Stabilizing lithium-sulfur chemistries

This electrolyte is also unique in that it is compatible with a lithium-sulfur battery, a type of rechargeable battery having a lithium anode and a sulfur cathode. Because they offer better energy densities and cheaper prices, lithium-sulfur batteries are a crucial component of next-generation battery technologies. They can store up to twice as much energy per kilogram as today's lithium-ion batteries, thereby doubling the range of electric cars without increasing the battery pack's weight. Furthermore, sulfur is more prevalent and easier to obtain than cobalt, which is utilized in standard lithium-ion battery cathodes.

However, there are issues with lithium-sulfur batteries. The cathode and anode are both extremely reactive. Sulfur cathodes are so reactive that they disintegrate while the battery is running. This problem worsens in hot weather. Furthermore, lithium metal anodes are prone to producing needle-like formations known as dendrites, which can puncture components of the battery and cause a short-circuit. As a result, lithium-sulfur batteries have a limited lifespan of tens of cycles.

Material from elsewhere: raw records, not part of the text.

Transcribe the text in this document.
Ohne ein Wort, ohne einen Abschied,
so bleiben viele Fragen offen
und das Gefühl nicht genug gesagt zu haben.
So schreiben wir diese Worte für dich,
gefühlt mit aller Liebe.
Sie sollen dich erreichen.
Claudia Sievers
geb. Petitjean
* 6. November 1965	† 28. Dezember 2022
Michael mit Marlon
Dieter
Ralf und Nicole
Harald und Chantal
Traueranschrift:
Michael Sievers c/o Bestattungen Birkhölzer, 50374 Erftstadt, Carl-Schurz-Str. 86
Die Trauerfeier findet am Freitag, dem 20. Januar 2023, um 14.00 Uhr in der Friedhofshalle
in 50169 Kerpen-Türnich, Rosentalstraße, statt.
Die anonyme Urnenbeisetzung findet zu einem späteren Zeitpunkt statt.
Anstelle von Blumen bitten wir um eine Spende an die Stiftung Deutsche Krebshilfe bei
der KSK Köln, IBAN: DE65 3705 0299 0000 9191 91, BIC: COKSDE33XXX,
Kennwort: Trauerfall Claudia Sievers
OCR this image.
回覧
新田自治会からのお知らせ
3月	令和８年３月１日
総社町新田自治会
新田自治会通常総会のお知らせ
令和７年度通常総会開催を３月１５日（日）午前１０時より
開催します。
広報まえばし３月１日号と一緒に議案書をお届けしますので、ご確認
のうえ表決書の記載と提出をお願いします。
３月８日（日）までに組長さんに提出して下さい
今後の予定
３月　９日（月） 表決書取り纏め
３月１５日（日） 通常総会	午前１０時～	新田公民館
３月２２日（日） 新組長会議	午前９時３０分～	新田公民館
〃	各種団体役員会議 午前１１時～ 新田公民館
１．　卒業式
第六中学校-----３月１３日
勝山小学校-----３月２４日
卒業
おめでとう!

“If you want a battery with high energy density, you typically need to use very harsh, complicated chemistry,” Chen explained. “High energy means more reactions are happening, which means less stability, more degradation. Making a high-energy battery that is stable is a difficult task itself—trying to do this through a wide temperature range is even more challenging.”

The UCSD research team's dibutyl ether electrolyte eliminates these problems at both high and low temperatures. They discovered that the batteries they examined had significantly longer cycle lifetimes than a normal lithium-sulfur battery. "Our electrolyte improves both the cathode and anode sides while also delivering good conductivity and interfacial stability," Chen explained.

The scientists also improved the stability of the sulfur cathode by grafting it to a polymer. This inhibits further sulfur dissolution into the electrolyte.

The next stages will be to scale up the battery chemistry, optimize it to perform at even greater temperatures, and increase cycle life even more.

Reference: “Solvent selection criteria for temperature-resilient lithium-sulfur batteries.” Co-authors include Guorui Cai, John Holoubek, Mingqian Li, Hongpeng Gao, Yijie Yin, Sicen Yu, Haodong Liu, Tod A. Pascal and Ping Liu, all at UC San Diego. Proceedings of the National Academy of Sciences.

This work was supported by an Early Career Faculty grant from NASA’s Space Technology Research Grants Program (ECF 80NSSC18K1512), the National Science Foundation through the UC San Diego Materials Research Science and Engineering Center (MRSEC, grant DMR-2011924), and the Office of Vehicle Technologies of the U.S. Department of Energy through the Advanced Battery Materials Research Program (Battery500 Consortium, contract DE-EE0007764). This work was performed in part at the San Diego Nanotechnology Infrastructure (SDNI) at UC San Diego, a member of the National Nanotechnology Coordinated Infrastructure, which is supported by the National Science Foundation (grant ECCS-1542148).